Trak romanının omurgasını da yine Ausgang’in post-modern kurgusunu oluşturan iç içe geçmiş öyküler, birbirinin içine girmiş Çin kutuları ya da Matruşka bebekler meydana getirmekte: Her öykü yeni bir öyküye açılmakta, kahramanın karşılaştığı her yeni karakter yeni bir öykünün kapısını aralamaktadır. Arzu Alkan Ateş’in de belirttiği gibi, “Türk’ün metinleri Matruşka bebekler gibi. Kendi içinde sürekli çoğalıyor”.[1]
Ausgang’in ikinci tekil anlatıcısı gibi, bu romanın birinci tekil anlatıcısı da geçmişle bugün arasında benliğini arayarak belleğinin boşluklarını doldurmaya çalışır. Bir farkla; Ausgang’in kahramanı kendi geçmişiyle ilgili yeni bir kurgu yaratırken, Trak’ın kahramanı kendisi için yaratılmış bir geçmiş kurgusunun doğrusunu aramaktadır. Doğumda ölen ikiz kardeşinin acısını unutamayan aile, anlatıcı/kahramanın varlığını yok sayıp, ölü doğan kardeşin ölümünün yükünü ona yükleyerek yaşayan bebeğin yanında her zaman ölmüş bebeğin anısını yaşatır. Ölmemiş olsaydı seveceği yemeklerin ve giymeyi seveceği giysilerin hayaliyle yaşayan anne-baba, anlatıcı/kahraman için gerçeklikten uzak bir kurgu oluşturarak onu var olmamış sayarlar ve onu ailesinin dışından hayatı izleyen bir bireye dönüştürürler. Kısa süre içinde babanın Bursa’da iş bulmasıyla aile dağılır ve anlatıcı/kahramanı Nine Hala diye bellediği halası büyütür.

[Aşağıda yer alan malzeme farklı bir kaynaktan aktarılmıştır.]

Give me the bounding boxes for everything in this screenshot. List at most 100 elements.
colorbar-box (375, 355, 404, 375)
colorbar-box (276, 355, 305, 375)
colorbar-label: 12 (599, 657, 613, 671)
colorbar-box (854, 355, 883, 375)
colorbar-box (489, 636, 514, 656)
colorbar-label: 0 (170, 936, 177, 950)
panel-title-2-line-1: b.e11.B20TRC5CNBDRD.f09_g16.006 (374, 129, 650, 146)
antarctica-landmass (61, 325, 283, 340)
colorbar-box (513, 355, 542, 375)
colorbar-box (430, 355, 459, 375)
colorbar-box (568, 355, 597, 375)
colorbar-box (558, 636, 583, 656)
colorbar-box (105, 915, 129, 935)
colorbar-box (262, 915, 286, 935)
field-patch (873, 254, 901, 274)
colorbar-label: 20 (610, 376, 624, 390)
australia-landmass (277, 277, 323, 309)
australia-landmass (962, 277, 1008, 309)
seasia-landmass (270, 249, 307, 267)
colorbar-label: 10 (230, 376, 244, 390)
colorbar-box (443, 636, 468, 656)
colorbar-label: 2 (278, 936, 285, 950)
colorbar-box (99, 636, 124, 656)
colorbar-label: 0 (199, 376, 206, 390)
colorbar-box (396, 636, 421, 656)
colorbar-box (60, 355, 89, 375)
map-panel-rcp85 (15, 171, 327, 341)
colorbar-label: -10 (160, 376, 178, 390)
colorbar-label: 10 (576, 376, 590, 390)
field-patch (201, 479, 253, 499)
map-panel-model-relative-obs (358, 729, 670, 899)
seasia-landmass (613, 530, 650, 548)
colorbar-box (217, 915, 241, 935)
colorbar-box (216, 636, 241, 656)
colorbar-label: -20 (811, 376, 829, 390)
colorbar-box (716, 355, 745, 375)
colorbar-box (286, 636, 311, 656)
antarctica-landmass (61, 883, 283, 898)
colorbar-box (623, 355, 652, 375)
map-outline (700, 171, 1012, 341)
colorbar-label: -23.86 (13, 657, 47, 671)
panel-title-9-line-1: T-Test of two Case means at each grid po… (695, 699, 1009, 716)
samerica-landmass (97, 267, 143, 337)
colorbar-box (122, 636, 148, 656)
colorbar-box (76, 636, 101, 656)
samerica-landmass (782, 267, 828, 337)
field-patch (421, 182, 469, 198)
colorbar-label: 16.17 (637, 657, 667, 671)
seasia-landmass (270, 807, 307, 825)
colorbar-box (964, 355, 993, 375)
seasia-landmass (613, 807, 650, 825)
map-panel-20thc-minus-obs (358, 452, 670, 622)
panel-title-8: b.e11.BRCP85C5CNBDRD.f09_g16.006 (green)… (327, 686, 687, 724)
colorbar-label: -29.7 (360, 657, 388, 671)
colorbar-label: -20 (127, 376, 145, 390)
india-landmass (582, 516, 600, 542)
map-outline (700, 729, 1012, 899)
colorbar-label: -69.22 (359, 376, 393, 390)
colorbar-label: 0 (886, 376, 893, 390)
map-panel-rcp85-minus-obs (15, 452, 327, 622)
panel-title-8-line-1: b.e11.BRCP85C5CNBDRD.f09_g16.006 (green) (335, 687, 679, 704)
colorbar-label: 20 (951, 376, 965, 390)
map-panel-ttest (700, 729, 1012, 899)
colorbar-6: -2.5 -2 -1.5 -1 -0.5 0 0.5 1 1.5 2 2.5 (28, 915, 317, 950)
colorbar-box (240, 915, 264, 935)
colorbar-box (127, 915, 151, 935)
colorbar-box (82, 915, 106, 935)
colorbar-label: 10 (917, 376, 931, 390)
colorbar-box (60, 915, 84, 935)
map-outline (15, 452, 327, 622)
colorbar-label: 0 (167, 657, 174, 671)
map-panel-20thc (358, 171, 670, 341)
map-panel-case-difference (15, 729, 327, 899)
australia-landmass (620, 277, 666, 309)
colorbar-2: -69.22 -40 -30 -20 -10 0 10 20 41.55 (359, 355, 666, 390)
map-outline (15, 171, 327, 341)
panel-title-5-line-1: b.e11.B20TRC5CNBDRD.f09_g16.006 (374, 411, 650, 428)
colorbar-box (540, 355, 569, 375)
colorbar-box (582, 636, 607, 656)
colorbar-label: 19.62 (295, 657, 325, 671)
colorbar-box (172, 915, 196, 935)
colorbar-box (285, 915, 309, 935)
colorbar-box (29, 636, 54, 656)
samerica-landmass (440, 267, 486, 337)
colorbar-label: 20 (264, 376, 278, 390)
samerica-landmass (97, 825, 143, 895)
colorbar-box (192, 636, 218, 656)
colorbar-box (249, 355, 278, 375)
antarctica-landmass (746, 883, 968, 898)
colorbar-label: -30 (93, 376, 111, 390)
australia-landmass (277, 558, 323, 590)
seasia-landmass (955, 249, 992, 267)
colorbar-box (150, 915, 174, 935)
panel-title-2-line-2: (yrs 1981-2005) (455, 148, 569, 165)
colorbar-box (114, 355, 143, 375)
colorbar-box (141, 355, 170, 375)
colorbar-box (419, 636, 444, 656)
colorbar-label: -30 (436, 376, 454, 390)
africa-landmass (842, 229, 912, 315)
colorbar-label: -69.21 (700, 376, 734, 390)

Roman, Nine Hala’nın ölümüyle anne ve babasının yanına gittikten sonra yatılı okula gönderilen kahramanın, bir burs programıyla İtalya’da katıldığı eğitim sırasında çocukluğundan beri hayran olduğu yazar Bay Ferrante’nin evine yaptığı ziyaretle başlar. Fotoğraf çektirmek istediğinde yazarın söyledikleri Türk’ün romanının geçmişle hesaplaşmanın romanı olduğunu gösterir:
“Fotoğraflar, diyor, zamanı geriye sarmak isteyenlerin mucizesi sanılır ama bu da yanlış. Hiçbir zaman tekrarlanmayacak olanı gösterir yalnız.” (s. 9)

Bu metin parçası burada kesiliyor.